Ruins

Grouper

Kranky – 2014
par Simon, le 21 novembre 2014
8

Six Feet Under – série indispensable, pour ceux qui ne se seraient pas encore penché dessus – traitait avec une pertinence folle la difficulté avec laquelle on peut accepter que toute personne, toute situation et toute relation a vocation à disparaître. Un écrin pour la mélancolie qui transcendait les pensées de milliers de personnes, plus ou moins capables d’affronter la vie après avoir perdu quelqu’un ou quelque chose. Si la bande-originale de cette série était tout bonnement impeccable, on aurait tout aussi bien pu proposer le nouvel album de Grouper pour mettre en musique cinq saisons de conscience étalée. Parce que Liz Harris, des années après ses débuts, reste encore notre maîtresse à penser lorsqu’il s’agit d’intérioriser et de se faire mal en ressassant un passé qui n’est plus. Toujours tout en douceur, malgré tout.
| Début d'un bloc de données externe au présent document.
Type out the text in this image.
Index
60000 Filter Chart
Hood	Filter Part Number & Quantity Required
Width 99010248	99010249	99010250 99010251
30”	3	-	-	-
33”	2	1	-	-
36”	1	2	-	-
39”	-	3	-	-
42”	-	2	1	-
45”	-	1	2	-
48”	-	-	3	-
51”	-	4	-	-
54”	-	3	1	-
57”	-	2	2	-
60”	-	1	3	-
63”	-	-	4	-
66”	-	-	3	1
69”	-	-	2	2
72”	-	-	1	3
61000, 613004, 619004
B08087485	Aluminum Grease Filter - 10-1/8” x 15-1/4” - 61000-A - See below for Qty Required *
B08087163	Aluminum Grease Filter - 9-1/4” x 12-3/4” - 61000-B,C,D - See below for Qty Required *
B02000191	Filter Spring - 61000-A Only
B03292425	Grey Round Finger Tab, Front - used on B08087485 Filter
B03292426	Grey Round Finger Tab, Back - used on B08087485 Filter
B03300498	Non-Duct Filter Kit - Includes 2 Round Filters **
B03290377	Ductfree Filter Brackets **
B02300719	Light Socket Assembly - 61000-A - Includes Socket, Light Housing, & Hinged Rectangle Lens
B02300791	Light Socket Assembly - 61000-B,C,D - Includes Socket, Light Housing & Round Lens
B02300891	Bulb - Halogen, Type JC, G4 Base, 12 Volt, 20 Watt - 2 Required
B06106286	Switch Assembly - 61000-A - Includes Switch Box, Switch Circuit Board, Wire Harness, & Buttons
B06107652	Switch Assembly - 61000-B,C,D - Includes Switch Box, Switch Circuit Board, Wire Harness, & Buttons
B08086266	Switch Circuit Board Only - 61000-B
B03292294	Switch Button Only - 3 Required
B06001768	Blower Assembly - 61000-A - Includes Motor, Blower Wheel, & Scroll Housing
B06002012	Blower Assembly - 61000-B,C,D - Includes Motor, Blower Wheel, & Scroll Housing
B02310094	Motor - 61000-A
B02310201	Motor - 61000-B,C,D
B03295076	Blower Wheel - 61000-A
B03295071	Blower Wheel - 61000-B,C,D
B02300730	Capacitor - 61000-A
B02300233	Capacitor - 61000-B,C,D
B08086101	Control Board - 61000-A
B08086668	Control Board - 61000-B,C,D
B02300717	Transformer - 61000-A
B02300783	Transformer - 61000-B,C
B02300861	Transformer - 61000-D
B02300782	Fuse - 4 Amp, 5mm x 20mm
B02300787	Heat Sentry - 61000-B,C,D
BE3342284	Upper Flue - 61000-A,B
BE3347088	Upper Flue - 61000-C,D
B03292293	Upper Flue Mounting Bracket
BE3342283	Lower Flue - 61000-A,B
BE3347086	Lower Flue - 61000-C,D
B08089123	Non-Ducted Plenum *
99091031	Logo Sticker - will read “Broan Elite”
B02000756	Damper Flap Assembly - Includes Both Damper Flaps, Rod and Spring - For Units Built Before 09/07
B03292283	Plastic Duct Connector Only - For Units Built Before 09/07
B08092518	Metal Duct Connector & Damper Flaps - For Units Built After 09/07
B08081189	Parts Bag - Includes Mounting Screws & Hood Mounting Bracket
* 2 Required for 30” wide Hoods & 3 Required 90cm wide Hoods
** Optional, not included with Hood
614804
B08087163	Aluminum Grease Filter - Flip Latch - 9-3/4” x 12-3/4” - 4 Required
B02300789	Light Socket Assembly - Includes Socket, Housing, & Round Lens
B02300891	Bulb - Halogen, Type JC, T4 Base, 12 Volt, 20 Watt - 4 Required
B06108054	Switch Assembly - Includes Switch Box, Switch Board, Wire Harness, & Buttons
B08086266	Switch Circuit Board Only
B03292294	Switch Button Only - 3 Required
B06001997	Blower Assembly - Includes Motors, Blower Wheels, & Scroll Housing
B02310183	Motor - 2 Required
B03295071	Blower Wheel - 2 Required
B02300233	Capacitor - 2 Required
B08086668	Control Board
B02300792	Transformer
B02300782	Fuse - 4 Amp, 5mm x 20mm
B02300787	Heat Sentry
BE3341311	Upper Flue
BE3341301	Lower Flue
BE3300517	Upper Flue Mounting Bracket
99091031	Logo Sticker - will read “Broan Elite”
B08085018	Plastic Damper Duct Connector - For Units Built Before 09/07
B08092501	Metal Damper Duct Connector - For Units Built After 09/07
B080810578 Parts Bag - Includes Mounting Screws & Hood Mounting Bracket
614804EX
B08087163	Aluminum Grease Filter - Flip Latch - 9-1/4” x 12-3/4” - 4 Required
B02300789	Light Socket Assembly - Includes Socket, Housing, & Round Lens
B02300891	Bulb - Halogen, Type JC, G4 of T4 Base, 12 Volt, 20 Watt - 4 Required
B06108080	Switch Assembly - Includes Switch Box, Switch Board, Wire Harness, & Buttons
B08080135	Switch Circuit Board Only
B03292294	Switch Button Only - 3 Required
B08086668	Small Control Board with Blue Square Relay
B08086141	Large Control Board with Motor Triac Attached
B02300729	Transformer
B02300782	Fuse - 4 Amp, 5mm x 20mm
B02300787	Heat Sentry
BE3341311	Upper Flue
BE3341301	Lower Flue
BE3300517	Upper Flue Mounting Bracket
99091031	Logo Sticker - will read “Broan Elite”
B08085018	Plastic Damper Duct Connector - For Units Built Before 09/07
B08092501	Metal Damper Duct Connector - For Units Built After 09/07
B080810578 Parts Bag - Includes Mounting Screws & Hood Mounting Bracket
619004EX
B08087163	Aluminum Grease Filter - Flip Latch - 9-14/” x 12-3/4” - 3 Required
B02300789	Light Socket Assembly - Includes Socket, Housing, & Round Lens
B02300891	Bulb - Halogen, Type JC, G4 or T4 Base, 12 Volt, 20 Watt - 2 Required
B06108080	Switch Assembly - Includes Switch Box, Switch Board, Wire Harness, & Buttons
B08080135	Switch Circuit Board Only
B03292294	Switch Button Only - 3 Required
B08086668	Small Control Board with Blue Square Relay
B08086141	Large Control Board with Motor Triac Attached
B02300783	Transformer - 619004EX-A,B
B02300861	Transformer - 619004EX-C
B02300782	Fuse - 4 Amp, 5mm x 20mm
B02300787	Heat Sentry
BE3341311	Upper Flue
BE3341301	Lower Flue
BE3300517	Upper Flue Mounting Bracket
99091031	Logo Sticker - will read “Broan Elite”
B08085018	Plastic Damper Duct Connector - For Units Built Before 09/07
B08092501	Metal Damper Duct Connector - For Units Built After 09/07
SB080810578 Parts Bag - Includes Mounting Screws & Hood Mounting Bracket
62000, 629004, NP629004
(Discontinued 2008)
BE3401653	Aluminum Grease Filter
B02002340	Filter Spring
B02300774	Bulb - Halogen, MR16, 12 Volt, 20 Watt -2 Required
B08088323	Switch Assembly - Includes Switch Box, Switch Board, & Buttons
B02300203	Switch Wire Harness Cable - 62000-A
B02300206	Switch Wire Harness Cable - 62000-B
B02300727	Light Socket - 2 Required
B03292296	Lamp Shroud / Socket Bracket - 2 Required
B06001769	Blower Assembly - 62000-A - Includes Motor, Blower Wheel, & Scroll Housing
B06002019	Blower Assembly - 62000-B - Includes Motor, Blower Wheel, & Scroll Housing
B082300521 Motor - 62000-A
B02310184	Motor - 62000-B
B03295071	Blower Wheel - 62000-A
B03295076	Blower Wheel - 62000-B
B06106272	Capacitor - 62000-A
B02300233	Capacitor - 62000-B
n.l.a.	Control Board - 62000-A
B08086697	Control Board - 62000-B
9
Certains d’entre vous ont peut-être un jour imaginé assister à leurs propres funérailles. Comme dans la série visée plus haut, on se voit assis aux côtés de nos proches, frémissant aux moment d’entendre les dernières paroles qui nous sont adressées. Les autres pleureront-ils notre absence ? Quel sera la trace laissée par notre souvenir ? Mon visage et ma voix sont-ils immortels dans le cœur de ceux que j’ai quitté ? Ruins, c’est cette expérience hors de soi-même, cette distance entre une situation et le ressenti qu’on éprouve pour elle. Du folk-ambiant d’une sobriété à faire pleurer le plus insensible de tes potes, un nouveau disque dans lequel Liz Harris ne saurait tricher. Quarante minutes pendant lesquelles on trouverait utile de regarder les feuilles tomber par la fenêtre, comme si refaire l’histoire inlassablement changerait quelque chose à la situation. Ruins c’est le disque qui intègre tous tes regrets, qui te rappelle que les mots qu’on s’échangeait hier sont supposés ne plus avoir d’importance aujourd’hui, que les promesses restent en suspens, que pour un Simon il y aura toujours dix Guillaume prêts à te faire la cour. Le rappel que tout finit par disparaître et que, même si tu ne veux toujours pas y croire, ça fait drôlement mal au ventre.

Ruins, c'est un disque émotionnellement vivifiant, qui travaille ses ficelles avec une simplicité devenue habituelle. De quoi se balader dans son esprit en appréciant ces jours qui déclinent. Faire le point, comme toujours. L’occasion de se déculpabiliser, de se sentir bien, le temps d’un disque, heureux dans le souvenir de ceux qui vous ont aimé. Et qui doivent vous aimer encore un peu, quelque part. Parce que se souvenir est un don. Parce que ceux qui intègrent les sentiments de mort sont souvent ceux qui brillent par leur fureur de vivre.